68 - European policy on the World Trade Organization

Grade: B
Unity 5/5
Resources 4/5
Outcome 4/10
Total 13/20
Scorecard 2010/11: A- (17/20)

Russia joined the WTO but EU officials believed Moscow was not following all of its rules. International trade negotiations remained deadlocked.

After negotiations concluding in 2011, 2012 saw Russia enter the WTO in August, a long-term goal for Europeans. But, by the end of the year, EU officials were accusing Russia of taking a series of protectionist measures that conflicted with its WTO commitments and raised the possibility of a formal European complaint. The issue was one of a number that overshadowed the EU–Russia summit in December.
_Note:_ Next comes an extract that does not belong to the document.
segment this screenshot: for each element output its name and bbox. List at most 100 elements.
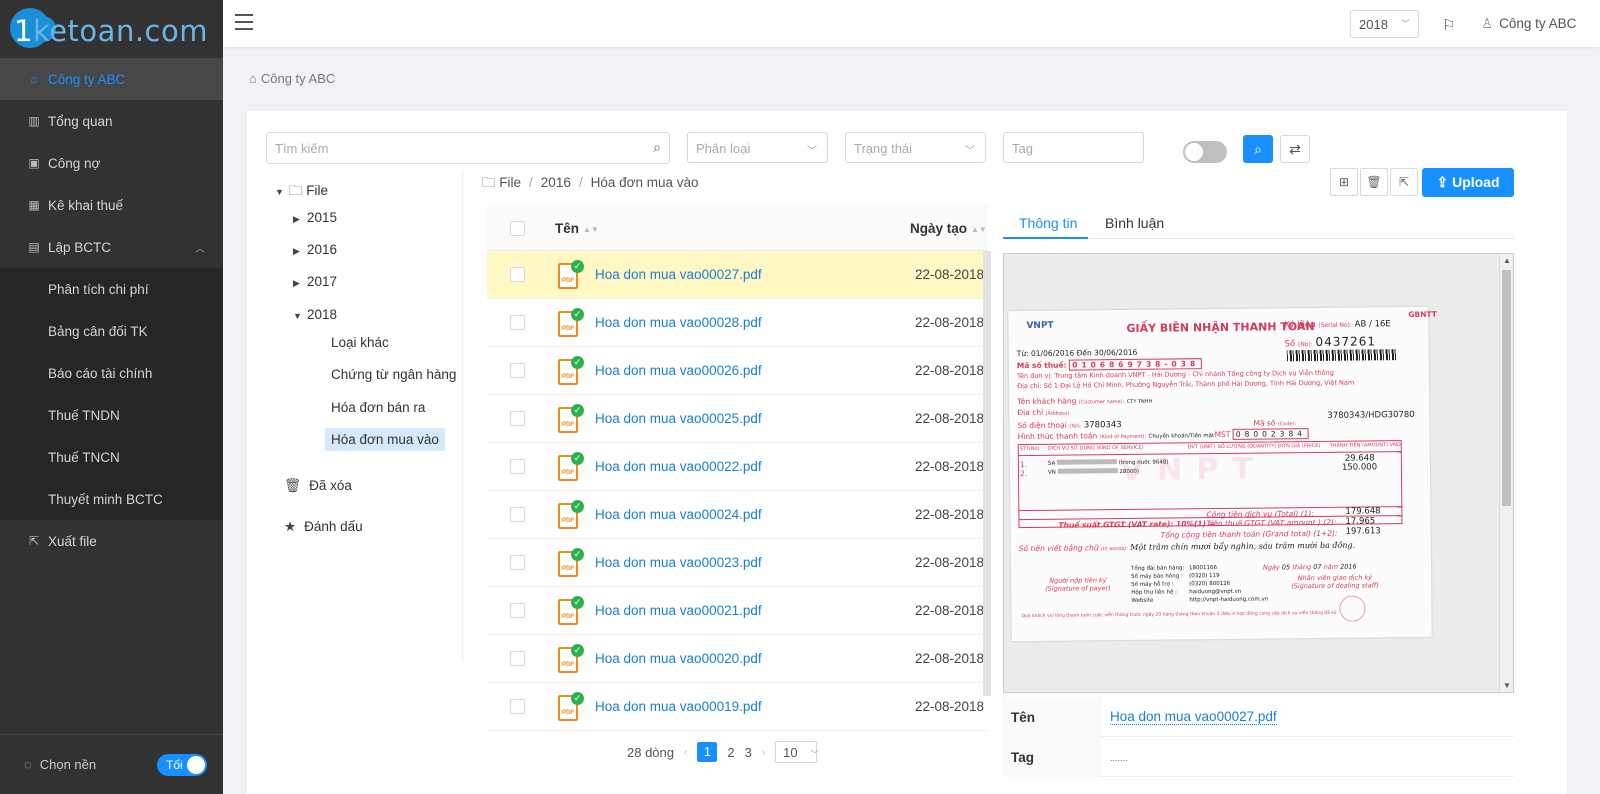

If Russia’s behaviour surprised the EU, the fact that no progress was made towards the conclusion of the Doha Development Round was less unexpected. The Mexican presidency of the G20 raised the issue, but it had no impact, not least because of the US elections, which made an agreement unlikely. This failure is a disappointment for WTO head Pascal Lamy, who is stepping down in 2013. None of the nine candidates bidding to replace him are from EU member states, so Europe will soon hold one fewer top multilateral position.

In the absence of progress on Doha, EU member states focused on the potential for an Atlantic free-trade area, which will be a priority for the British G8 presidency in 2013. In the meantime, the EU concluded negotiations for a free-trade area with Singapore and also concluded negotiations with Ukraine, but the deal is on hold due to wider tensions over the rule of law (see component 47).

The WTO passed a long-awaited ruling on US subsidies to Boeing in March, following a similar ruling on European subsidies to Airbus. While the WTO concluded that both the EU and the US had unfairly subsidised the aircraft makers, the two sides continued to argue over the matter through the year. Conversely, the US and the EU cooperated with Japan to raise Chinese restrictions on the export of rare earth minerals, and China clashed with Western powers over solar-industry subsidies. More positively, the EU persuaded the WTO to allow it to offer Pakistan “trade aid” (preferential treatment for some exports) to help alleviate the country’s economic distress.